Vietnamese artistic gymnast (born 1995)

Lê Thanh Tùng (born 24 October 1995) is a Vietnamese artistic gymnast. He is the 2017 Asian vault champion and the 2019 Asian horizontal bar bronze medalist. He is a seven-time SEA Games champion. He represented Vietnam at the 2020 Summer Olympics in Tokyo, Japan.

== Gymnastics career ==
Tùng began gymnastics at the age of five because his brother was also a gymnast. He moved to China at the age of eight to improve his training but returned home eight years later due to homesickness.

Tùng competed at the 2014 Asian Games and helped the Vietnamese team finish fifth, and he advanced into the all-around final, finishing eighth. He finished 83rd in the all-around qualifications at the 2014 World Championships. At the 2015 SEA Games, Tùng contributed to Vietnam's team gold medal. Individually, he won a gold medal in the vault final and a bronze medal in the pommel horse final.

Tùng won a gold medal on the vault at the 2017 Doha World Cup. He then won a vault gold medal at the 2017 Asian Championships. Then at the 2017 SEA Games, he helped Vietnam defend the team title by nearly 14 points. In the event finals, he won gold medals on the vault and horizontal bar.

Tùng competed at the 2018 Asian Games held in Jakarta, Indonesia, and helped Vietname finish fifth in the team event. He placed eighth in the all-around, fifth in the floor exercise final, and sixth in the vault final. At the 2018 Szombathely World Challenge Cup, he won a silver medal on the vault. He won the bronze medal on the horizontal bar at the 2019 Asian Championships despite competing with an injured ankle.

Tùng advanced to the vault final at the 2019 World Championships and placed fifth. As a result, he earned a berth to the 2020 Summer Olympics. He then competed at the 2019 SEA Games and won the all-around bronze medal behind Carlos Yulo and Đinh Phương Thành. He won two more bronze medals in the vault and parallel bars finals.

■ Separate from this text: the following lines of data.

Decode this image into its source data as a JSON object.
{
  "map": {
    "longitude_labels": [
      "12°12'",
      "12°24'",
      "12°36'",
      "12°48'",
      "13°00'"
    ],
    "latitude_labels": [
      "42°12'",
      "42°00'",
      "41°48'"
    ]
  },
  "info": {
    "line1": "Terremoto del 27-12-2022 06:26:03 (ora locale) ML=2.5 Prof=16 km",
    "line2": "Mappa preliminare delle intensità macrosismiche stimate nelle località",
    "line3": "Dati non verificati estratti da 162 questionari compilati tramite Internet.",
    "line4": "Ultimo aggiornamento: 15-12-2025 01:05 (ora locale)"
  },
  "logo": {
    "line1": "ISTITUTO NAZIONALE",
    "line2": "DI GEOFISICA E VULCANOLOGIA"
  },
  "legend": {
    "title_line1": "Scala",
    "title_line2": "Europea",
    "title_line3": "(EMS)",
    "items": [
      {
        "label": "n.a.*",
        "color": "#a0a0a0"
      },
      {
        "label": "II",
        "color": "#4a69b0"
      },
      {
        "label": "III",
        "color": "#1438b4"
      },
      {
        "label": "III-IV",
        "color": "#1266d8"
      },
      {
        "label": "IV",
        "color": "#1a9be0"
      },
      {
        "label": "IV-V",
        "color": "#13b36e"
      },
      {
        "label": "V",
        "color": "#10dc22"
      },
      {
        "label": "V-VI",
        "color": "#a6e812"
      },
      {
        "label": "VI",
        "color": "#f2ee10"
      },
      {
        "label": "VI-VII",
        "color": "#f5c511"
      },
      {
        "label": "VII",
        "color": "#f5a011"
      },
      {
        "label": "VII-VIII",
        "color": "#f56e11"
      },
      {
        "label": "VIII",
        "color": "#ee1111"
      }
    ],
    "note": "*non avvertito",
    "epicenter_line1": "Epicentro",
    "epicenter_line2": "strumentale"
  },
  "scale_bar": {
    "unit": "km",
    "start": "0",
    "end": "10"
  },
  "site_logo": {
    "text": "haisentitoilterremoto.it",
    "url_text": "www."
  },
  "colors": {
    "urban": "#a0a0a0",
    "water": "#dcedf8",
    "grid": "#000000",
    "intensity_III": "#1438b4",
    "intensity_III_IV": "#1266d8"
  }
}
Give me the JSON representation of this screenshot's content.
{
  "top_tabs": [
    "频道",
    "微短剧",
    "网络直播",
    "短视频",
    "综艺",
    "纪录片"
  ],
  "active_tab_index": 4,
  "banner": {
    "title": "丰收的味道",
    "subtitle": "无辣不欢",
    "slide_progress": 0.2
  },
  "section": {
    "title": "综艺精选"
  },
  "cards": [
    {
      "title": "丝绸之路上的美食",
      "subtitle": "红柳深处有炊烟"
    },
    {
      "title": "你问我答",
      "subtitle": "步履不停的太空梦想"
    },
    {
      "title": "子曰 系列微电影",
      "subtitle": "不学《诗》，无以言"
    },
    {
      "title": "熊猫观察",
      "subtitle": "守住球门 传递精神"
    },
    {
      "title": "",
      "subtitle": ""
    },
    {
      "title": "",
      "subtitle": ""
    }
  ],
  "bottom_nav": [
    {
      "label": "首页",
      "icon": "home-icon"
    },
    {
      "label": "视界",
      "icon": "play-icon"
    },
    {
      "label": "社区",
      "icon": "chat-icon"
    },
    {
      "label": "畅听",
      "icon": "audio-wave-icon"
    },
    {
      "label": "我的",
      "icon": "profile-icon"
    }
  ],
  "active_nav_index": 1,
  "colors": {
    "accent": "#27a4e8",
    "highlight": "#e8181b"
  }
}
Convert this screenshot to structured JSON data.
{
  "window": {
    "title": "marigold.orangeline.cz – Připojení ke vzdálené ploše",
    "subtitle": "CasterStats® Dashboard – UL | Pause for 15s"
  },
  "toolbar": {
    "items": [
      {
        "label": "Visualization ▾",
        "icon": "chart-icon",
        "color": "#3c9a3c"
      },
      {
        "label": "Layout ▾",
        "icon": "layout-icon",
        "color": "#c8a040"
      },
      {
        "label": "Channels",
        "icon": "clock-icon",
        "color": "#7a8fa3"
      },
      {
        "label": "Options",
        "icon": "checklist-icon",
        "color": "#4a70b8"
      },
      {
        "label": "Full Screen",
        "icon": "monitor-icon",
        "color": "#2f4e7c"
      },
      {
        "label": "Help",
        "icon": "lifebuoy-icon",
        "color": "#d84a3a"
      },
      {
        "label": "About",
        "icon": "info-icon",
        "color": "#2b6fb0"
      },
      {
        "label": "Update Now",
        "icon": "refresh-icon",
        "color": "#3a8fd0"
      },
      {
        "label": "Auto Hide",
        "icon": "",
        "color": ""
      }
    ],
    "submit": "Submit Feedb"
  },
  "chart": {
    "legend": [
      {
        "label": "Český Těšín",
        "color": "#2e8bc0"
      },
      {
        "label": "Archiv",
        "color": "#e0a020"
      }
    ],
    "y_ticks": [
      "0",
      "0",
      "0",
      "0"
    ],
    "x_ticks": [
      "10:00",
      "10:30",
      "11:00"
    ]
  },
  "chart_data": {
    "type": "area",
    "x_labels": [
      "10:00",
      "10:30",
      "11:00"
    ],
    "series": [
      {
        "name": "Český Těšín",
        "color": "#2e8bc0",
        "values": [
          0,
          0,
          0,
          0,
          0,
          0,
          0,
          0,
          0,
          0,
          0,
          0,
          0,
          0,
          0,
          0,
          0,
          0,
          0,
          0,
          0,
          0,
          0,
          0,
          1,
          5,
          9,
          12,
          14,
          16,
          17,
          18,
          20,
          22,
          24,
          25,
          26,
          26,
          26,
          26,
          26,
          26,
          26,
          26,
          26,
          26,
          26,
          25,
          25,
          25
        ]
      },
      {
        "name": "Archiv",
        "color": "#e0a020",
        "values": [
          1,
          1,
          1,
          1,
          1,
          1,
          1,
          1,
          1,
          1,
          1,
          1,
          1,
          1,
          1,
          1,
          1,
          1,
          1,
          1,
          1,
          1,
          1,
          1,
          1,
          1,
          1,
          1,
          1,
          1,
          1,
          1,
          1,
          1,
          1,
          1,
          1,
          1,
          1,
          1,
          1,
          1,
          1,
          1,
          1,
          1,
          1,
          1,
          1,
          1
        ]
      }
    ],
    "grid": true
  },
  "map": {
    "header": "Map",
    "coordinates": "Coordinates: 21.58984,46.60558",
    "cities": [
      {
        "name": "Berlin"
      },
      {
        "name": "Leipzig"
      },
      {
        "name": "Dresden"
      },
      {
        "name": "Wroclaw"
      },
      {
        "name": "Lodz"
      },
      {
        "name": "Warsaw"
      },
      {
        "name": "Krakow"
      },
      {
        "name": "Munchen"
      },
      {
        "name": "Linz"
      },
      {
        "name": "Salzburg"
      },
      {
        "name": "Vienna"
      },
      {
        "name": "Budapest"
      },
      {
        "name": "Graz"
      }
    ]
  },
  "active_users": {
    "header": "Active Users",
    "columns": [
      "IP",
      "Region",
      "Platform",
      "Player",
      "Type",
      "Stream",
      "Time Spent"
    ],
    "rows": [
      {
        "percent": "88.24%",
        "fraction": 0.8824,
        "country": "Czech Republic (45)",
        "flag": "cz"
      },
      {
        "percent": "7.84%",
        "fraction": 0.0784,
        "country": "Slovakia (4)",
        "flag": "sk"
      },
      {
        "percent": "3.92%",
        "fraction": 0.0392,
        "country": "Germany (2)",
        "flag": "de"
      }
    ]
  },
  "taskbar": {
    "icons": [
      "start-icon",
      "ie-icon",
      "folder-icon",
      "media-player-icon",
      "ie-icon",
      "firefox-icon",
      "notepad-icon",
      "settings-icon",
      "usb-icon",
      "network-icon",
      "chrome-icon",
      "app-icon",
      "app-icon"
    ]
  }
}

At the 2021 SEA Games, Tùng helped Vietnam win the team title, and he won the all-around silver medal behind Yulo. He then won bronze medals in the rings, parallel bars, and horizontal bar final. Due to an ankle injury, he only competed on the vault and the horizontal bar at the 2020 Summer Olympics, and he did not advance into either final. At the 2023 SEA Games, Tùng helped Vietnam defend its team title, and he won another all-around silver medal, once again behind Yulo.